Mas, para que a tarefa tenha resultado, é preciso dinheiro. O primeiro passo seria expandir o tratamento para as cerca de 34 milhões de pessoas que convivem hoje com a doença — estima-se que 10 milhões ainda estejam sem tratamento —, e para aquelas que, apesar de infectadas, não têm os sintomas da doença. É preciso ainda que a rede de triagem seja abrangente e consiga diagnosticar todas as pessoas infectadas.

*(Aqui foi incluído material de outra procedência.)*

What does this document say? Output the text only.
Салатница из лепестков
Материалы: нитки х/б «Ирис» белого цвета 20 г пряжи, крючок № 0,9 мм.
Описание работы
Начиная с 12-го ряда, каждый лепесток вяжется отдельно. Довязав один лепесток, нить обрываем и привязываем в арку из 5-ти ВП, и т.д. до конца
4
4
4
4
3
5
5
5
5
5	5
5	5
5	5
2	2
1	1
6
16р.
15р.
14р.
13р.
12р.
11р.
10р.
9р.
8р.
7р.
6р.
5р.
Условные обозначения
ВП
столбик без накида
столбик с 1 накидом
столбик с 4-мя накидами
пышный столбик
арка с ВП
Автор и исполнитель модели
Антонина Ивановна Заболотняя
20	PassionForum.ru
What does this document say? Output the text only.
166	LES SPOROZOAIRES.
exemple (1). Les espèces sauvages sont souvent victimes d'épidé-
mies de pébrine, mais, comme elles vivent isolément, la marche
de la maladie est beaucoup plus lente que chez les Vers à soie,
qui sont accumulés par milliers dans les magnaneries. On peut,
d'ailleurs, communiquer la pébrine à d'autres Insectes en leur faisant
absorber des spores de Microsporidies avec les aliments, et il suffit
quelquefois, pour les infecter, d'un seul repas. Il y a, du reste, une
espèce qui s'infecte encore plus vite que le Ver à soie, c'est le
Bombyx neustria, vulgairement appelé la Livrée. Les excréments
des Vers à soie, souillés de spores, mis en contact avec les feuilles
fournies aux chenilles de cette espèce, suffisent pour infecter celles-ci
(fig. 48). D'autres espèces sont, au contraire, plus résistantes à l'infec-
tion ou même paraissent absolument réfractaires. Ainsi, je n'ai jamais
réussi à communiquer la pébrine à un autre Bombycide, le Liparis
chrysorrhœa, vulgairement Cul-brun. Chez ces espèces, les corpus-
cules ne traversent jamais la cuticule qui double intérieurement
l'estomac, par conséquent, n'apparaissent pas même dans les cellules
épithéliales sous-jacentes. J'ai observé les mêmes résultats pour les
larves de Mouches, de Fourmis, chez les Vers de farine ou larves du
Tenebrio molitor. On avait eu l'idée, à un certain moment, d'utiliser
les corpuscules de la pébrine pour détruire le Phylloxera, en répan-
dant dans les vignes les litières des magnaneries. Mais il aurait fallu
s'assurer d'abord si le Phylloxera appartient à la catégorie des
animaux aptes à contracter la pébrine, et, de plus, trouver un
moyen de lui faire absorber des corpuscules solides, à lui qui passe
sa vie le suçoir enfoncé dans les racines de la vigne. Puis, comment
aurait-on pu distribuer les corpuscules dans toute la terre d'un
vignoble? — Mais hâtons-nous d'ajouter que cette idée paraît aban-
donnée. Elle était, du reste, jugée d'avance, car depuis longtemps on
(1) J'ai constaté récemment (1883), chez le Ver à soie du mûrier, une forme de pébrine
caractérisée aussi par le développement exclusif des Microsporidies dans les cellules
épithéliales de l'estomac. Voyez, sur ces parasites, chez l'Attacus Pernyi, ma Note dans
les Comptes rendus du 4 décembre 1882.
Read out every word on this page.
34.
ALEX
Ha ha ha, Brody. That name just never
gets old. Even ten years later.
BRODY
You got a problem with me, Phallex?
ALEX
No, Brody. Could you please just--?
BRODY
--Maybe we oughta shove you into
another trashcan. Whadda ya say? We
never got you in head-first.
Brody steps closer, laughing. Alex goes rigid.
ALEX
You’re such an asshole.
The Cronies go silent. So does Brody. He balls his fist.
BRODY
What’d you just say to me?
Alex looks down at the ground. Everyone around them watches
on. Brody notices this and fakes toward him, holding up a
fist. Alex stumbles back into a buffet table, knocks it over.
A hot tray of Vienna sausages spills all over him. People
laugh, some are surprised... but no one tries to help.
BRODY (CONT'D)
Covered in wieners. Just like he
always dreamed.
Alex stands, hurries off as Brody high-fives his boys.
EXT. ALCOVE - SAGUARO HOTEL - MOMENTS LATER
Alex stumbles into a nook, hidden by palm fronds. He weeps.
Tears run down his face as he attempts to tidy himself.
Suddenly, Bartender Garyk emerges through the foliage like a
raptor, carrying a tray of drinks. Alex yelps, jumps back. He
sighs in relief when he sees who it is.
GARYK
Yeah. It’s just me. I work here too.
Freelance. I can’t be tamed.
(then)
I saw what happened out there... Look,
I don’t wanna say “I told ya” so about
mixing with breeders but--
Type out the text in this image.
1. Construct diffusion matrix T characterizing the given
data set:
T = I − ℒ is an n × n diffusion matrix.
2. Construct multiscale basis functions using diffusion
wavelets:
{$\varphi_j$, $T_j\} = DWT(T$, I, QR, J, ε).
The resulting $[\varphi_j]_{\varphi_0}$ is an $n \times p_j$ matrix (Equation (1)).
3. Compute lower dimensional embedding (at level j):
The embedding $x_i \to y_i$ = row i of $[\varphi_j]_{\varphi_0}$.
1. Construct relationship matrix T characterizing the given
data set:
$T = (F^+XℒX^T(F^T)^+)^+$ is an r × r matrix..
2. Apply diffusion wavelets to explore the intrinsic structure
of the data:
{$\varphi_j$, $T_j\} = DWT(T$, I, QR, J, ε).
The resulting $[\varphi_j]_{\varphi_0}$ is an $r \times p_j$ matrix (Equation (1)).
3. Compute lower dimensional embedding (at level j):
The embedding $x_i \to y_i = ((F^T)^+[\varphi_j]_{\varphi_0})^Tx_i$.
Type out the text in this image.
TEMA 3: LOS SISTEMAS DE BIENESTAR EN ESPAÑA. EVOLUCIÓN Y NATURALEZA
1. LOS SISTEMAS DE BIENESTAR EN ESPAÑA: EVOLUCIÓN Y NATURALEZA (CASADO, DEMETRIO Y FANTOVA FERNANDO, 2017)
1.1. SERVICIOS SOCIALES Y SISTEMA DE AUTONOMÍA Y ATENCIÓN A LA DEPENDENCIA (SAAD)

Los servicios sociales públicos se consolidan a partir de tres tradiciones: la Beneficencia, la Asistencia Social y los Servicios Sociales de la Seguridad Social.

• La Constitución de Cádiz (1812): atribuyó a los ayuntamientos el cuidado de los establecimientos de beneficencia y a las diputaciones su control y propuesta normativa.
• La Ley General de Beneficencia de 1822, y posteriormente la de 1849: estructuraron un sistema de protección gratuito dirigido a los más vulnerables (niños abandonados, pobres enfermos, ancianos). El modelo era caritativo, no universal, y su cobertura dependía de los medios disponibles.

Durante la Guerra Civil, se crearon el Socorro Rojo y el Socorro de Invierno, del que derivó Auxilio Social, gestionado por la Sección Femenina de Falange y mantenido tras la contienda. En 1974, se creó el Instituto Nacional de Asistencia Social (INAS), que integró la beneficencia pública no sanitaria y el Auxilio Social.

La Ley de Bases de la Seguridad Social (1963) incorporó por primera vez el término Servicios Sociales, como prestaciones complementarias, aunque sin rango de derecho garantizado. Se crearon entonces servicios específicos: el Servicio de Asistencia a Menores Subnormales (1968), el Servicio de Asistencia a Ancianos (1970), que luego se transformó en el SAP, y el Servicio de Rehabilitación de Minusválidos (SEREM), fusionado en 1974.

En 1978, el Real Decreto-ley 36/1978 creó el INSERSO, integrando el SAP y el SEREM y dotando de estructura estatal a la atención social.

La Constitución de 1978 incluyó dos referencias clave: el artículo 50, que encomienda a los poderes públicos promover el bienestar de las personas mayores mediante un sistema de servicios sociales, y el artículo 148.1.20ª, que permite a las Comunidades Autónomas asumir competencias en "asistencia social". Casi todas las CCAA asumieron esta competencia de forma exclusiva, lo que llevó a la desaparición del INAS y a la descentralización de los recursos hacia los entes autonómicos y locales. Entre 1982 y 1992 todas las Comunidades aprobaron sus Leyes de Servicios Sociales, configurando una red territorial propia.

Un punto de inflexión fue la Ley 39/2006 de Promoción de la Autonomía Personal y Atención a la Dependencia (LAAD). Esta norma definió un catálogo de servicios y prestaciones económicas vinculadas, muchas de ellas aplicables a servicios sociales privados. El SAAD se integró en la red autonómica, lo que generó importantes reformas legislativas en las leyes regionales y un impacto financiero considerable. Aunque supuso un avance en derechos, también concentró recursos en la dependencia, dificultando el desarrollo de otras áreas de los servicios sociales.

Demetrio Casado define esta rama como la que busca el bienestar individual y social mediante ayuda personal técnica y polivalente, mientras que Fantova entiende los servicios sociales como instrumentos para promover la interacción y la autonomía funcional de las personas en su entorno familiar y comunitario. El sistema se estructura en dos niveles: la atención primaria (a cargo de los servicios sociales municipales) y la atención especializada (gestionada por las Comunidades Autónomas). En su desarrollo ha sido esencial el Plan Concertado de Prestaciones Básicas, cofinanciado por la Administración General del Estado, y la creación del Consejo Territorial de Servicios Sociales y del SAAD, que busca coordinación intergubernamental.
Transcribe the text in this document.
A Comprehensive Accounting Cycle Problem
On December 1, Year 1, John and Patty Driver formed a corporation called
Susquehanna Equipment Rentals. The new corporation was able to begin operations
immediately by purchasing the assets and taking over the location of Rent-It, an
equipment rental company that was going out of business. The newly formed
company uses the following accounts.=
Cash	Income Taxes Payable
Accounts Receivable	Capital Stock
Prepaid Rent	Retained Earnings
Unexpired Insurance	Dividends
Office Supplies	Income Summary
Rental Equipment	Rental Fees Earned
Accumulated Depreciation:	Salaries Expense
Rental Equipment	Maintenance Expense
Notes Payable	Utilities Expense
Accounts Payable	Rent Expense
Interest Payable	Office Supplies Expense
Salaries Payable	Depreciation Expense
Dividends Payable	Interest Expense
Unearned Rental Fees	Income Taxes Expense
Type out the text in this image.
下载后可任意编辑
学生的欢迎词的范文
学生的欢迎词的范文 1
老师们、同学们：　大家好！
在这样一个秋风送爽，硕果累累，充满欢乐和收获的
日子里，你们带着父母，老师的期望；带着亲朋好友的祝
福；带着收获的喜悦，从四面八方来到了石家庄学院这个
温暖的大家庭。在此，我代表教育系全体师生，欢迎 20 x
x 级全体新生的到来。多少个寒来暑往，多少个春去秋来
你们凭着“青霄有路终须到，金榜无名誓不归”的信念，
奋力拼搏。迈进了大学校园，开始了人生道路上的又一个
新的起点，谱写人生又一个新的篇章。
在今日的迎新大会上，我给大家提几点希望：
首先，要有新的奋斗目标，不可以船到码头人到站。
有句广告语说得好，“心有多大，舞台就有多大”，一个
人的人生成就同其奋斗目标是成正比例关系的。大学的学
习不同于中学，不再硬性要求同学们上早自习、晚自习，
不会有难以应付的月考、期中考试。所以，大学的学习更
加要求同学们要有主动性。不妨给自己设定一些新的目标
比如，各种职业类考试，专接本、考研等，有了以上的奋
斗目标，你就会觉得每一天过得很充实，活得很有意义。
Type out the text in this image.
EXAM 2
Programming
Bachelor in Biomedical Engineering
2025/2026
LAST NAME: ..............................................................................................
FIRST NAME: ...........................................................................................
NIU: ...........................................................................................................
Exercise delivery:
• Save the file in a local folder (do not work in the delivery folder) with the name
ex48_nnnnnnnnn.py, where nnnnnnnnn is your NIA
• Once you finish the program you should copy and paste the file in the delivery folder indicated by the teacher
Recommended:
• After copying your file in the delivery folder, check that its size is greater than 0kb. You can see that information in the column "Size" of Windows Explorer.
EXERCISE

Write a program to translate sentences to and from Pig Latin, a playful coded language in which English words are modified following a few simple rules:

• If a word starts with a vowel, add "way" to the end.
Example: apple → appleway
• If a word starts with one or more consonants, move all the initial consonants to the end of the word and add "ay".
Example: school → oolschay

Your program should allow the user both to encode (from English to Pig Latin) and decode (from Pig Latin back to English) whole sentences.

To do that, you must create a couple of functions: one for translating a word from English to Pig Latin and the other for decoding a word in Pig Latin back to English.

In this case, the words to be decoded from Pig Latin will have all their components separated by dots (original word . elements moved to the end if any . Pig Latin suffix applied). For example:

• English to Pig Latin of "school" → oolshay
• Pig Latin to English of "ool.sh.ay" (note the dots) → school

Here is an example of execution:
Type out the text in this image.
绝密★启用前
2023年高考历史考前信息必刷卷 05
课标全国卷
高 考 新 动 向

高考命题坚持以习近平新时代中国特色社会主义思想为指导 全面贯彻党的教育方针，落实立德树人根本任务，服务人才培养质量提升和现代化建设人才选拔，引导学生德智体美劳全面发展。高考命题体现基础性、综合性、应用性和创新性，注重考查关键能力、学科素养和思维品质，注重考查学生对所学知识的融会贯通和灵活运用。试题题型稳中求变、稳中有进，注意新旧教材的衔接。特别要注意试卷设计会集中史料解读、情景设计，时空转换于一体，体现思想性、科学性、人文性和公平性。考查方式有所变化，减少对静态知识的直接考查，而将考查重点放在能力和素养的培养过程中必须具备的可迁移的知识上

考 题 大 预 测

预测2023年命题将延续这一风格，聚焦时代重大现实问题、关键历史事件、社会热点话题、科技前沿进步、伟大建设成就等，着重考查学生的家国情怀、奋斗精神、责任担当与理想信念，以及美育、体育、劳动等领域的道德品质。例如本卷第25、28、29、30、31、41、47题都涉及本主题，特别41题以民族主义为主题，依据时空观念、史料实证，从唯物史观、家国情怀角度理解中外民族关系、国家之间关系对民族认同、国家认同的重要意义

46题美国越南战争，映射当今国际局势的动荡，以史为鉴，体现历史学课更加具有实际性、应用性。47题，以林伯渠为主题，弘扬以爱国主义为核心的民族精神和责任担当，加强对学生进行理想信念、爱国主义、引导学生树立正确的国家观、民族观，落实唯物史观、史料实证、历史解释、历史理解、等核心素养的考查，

Crise e financiamento — Em 2010, o Fundo Global sozinho financiou o tratamento com antirretrovirais de cerca de 3,2 milhões de pessoas. Para 2015, o objetivo global, firmado na reunião das Nações Unidas realizada em Nova York, em junho deste ano, é que um total de 15 milhões de tratamentos contra a aids sejam realizados – hoje, perto de 6,6 milhões de pessoas em todo o mundo recebem tratamento oferecidos por diversos órgãos de apoio internacional. Levantamentos recentes estimam que cerca de 16 bilhões de dólares são gastos anualmente em países pobres e em desenvolvimento na luta contra a aids.
Para garantir que o tratamento seja para todos, conseguindo, assim, dar o primeiro passo para pôr fim à aids, será preciso que o montante doado seja mais elevado. Um relatório publicado pelo periódico The Lancet este ano, sugere que uma mistura cuidadosamente elaborada de abordagens terapêuticas, que não envolvem todos os infectados ainda sem sintoma, teria um pico de 22 bilhões de dólares em 2015, tendo uma queda em seguida.
A realidade, no entanto, é bem diferente. De acordo com o Fundo Global, 2011 vem sendo um ano de problemas financeiros. Isso porque alguns doadores ainda não repassaram as quantias que haviam sido prometidas – 95% das contribuições vêm de governos. A falta de pagamentos atrasou até mesmo a rodada de propostas que estava agendada para o fim deste ano, e que deve acontecer só em 2012. Assim, pela primeira vez desde que foi criado, em 2002, o Fundo pula um ano na rodada de novas propostas por falta de verba.